Mlliyet Milliyet Blog Milliyet Blog
 

09 Haziran '16

 
Kategori
Aşk - Evlilik
 

Gözler söyler…

Gözler söyler…
 

Kapat çabuk kepenklerini gözlerinin. Davetkar, kışkırtıcı ve derin. İçine çeken bir hortum gibi. Boşlukta çevirip çevirip sanki bir yerlere fırlatacak beni. Şimdi değil. Şimdi bu kadar yaralıyken açma sakın gözlerini. Bakma. Gözlerimden içeri sızma zihnimden. Hiç anlamadan bağ kuruverir gözlerimden gözlerin. İnsan dediğin gözlerinden sızar sakladıklarını. Sustuklarını söyler kirpiklerinin arasından. Senin gözlerin de susmuş. Sımsıkı kapadım gözlerimi ve avuçlarımla iyice koruyorum kendimi.

Kurutulmuş pınarlarım var benim. Yeni yağmurlar bekliyor ruhum. Yeniden yeşerecek tohumlarım var ve topraklarım çoraklıktan kurtulmalı. Yeniden yeşilliklere bırakabilmem için kendimi toprağıma damlayan kanım kurumalı. Şimdi değil. Kabuklarım kendiliğinden terk etmeli yaralarımın üzerini. Tertemiz bir ten çıkartmalı altından, tüm tazeliği ile adı aşk olana sunulmalı.
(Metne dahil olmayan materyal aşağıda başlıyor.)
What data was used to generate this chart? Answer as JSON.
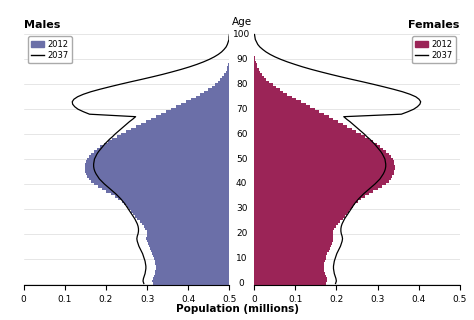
{
  "title_age": "Age",
  "xlabel": "Population (millions)",
  "males_title": "Males",
  "females_title": "Females",
  "legend_2012": "2012",
  "legend_2037": "2037",
  "male_color": "#6B6FA8",
  "female_color": "#9B2457",
  "line_color": "#000000",
  "bg_color": "#FFFFFF",
  "xlim": 0.5,
  "ylim_max": 101,
  "yticks": [
    0,
    10,
    20,
    30,
    40,
    50,
    60,
    70,
    80,
    90,
    100
  ],
  "xticks": [
    0.0,
    0.1,
    0.2,
    0.3,
    0.4,
    0.5
  ],
  "m2012": [
    0.185,
    0.187,
    0.186,
    0.184,
    0.182,
    0.18,
    0.179,
    0.179,
    0.18,
    0.181,
    0.183,
    0.185,
    0.187,
    0.19,
    0.193,
    0.196,
    0.199,
    0.201,
    0.202,
    0.201,
    0.2,
    0.201,
    0.204,
    0.208,
    0.213,
    0.218,
    0.224,
    0.229,
    0.234,
    0.239,
    0.244,
    0.249,
    0.255,
    0.262,
    0.27,
    0.279,
    0.289,
    0.299,
    0.309,
    0.319,
    0.329,
    0.336,
    0.341,
    0.345,
    0.348,
    0.35,
    0.351,
    0.351,
    0.35,
    0.348,
    0.346,
    0.342,
    0.337,
    0.33,
    0.322,
    0.314,
    0.305,
    0.296,
    0.285,
    0.274,
    0.263,
    0.251,
    0.239,
    0.227,
    0.215,
    0.203,
    0.191,
    0.179,
    0.167,
    0.154,
    0.142,
    0.129,
    0.117,
    0.105,
    0.093,
    0.082,
    0.071,
    0.061,
    0.052,
    0.043,
    0.035,
    0.028,
    0.022,
    0.017,
    0.013,
    0.009,
    0.007,
    0.005,
    0.003,
    0.002,
    0.001,
    0.001,
    0.0,
    0.0,
    0.0,
    0.0,
    0.0,
    0.0,
    0.0,
    0.0,
    0.0
  ],
  "f2012": [
    0.176,
    0.178,
    0.177,
    0.175,
    0.173,
    0.171,
    0.17,
    0.17,
    0.171,
    0.172,
    0.174,
    0.176,
    0.178,
    0.181,
    0.184,
    0.187,
    0.19,
    0.192,
    0.193,
    0.192,
    0.191,
    0.192,
    0.195,
    0.199,
    0.204,
    0.209,
    0.215,
    0.22,
    0.225,
    0.23,
    0.235,
    0.24,
    0.246,
    0.253,
    0.261,
    0.27,
    0.28,
    0.29,
    0.3,
    0.31,
    0.32,
    0.327,
    0.332,
    0.336,
    0.339,
    0.341,
    0.342,
    0.342,
    0.341,
    0.339,
    0.337,
    0.333,
    0.328,
    0.321,
    0.314,
    0.306,
    0.298,
    0.289,
    0.279,
    0.269,
    0.259,
    0.248,
    0.237,
    0.226,
    0.215,
    0.204,
    0.193,
    0.182,
    0.171,
    0.159,
    0.148,
    0.136,
    0.125,
    0.113,
    0.102,
    0.091,
    0.081,
    0.071,
    0.062,
    0.053,
    0.045,
    0.037,
    0.03,
    0.024,
    0.019,
    0.015,
    0.011,
    0.008,
    0.006,
    0.004,
    0.003,
    0.002,
    0.001,
    0.001,
    0.0,
    0.0,
    0.0,
    0.0,
    0.0,
    0.0,
    0.0
  ],
  "m2037": [
    0.208,
    0.21,
    0.209,
    0.207,
    0.205,
    0.204,
    0.203,
    0.203,
    0.204,
    0.205,
    0.207,
    0.209,
    0.211,
    0.214,
    0.217,
    0.22,
    0.222,
    0.224,
    0.225,
    0.224,
    0.222,
    0.221,
    0.221,
    0.222,
    0.224,
    0.227,
    0.23,
    0.234,
    0.238,
    0.242,
    0.246,
    0.25,
    0.254,
    0.259,
    0.264,
    0.27,
    0.276,
    0.283,
    0.29,
    0.297,
    0.304,
    0.31,
    0.316,
    0.32,
    0.324,
    0.327,
    0.329,
    0.33,
    0.33,
    0.329,
    0.328,
    0.325,
    0.322,
    0.318,
    0.313,
    0.308,
    0.303,
    0.297,
    0.291,
    0.284,
    0.278,
    0.271,
    0.264,
    0.257,
    0.25,
    0.243,
    0.235,
    0.228,
    0.34,
    0.355,
    0.368,
    0.376,
    0.381,
    0.382,
    0.378,
    0.369,
    0.355,
    0.337,
    0.315,
    0.291,
    0.266,
    0.24,
    0.213,
    0.187,
    0.162,
    0.139,
    0.117,
    0.097,
    0.079,
    0.063,
    0.049,
    0.037,
    0.027,
    0.019,
    0.013,
    0.008,
    0.005,
    0.003,
    0.001,
    0.001,
    0.0
  ],
  "f2037": [
    0.198,
    0.2,
    0.199,
    0.197,
    0.195,
    0.194,
    0.193,
    0.193,
    0.194,
    0.195,
    0.197,
    0.199,
    0.201,
    0.204,
    0.207,
    0.21,
    0.212,
    0.214,
    0.215,
    0.214,
    0.212,
    0.211,
    0.211,
    0.212,
    0.214,
    0.217,
    0.22,
    0.224,
    0.228,
    0.232,
    0.236,
    0.24,
    0.244,
    0.249,
    0.254,
    0.26,
    0.266,
    0.273,
    0.28,
    0.287,
    0.294,
    0.3,
    0.306,
    0.31,
    0.314,
    0.317,
    0.319,
    0.32,
    0.32,
    0.319,
    0.318,
    0.315,
    0.312,
    0.308,
    0.303,
    0.298,
    0.293,
    0.287,
    0.281,
    0.274,
    0.268,
    0.261,
    0.254,
    0.247,
    0.24,
    0.233,
    0.225,
    0.218,
    0.358,
    0.374,
    0.388,
    0.397,
    0.403,
    0.405,
    0.401,
    0.393,
    0.379,
    0.361,
    0.339,
    0.315,
    0.29,
    0.264,
    0.237,
    0.211,
    0.186,
    0.162,
    0.139,
    0.118,
    0.099,
    0.081,
    0.065,
    0.051,
    0.039,
    0.029,
    0.021,
    0.014,
    0.009,
    0.006,
    0.003,
    0.002,
    0.001
  ]
}
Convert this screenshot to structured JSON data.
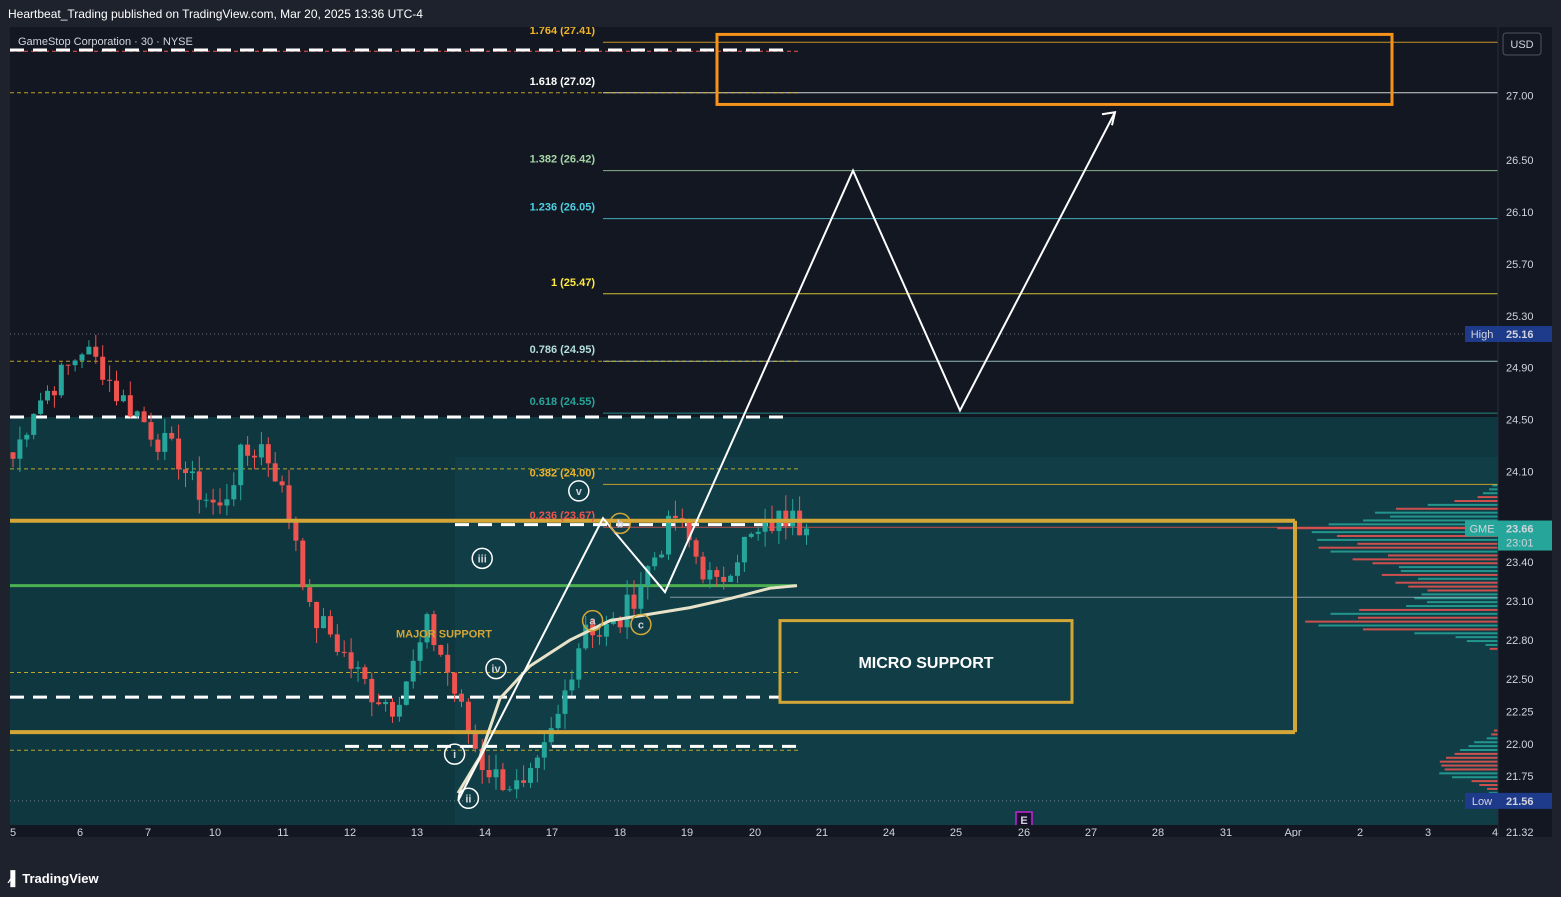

Şimdi değil. Şimdi olmaz bu yüzümdeki sırıtmalar, şapşik haller. Şimdi olmamalı. Ellerimi nereye koyacağımı, saçlarımı ne yapacağımı bilememek, ne giyeceğime karar verememek, söze hangi kelime ile başlayacağımı bilememek olmamalı şimdi. Sular geriye doğru çekildi bugünlerde. İyice gücünü toplayıp, coşkusuyla iri derin dalgalar oluşturmadan, kıyılarına yanaşmamalı denizim.

Bir yerlerden, bilmediğim bir yerlere bağlı ruhum. Azad edilecek kadar başka bir hayatı yaşamaya hazır değil. Tutsaklık daha güvenli şimdi. Aklımda ol, ruhumda yaşa yeter şimdilik. Turuncu yaprakların, koyu kahve kuru dalların çıtırtısında da sen, bahar tazeliğinde, kuşların cıvıltısında, penceremin önünden fark ettiğim manolyanın ilk çiçeğini açtığı anda, topuklarım kuma gömülüyken bileklerime kadar ıslatan deniz köpüğünde, gökyüzünde yaratılan ne varsa hepsinde sen varsın aşk. En sevdiğim ne varsa, içinde hep sen varsın ama aramızda kalsın. Sen bilme şimdilik.

Olma. Gelme. Bilme. Ol denildiğinde olmasını dilediğimsin ama yara derin. Kapına gelmemek için her yerimden kilitledim kendimi. Bunca yara izi ile karşında durup yoluna eşlik edersem hırpalayacaksın beni. Korkuyorum.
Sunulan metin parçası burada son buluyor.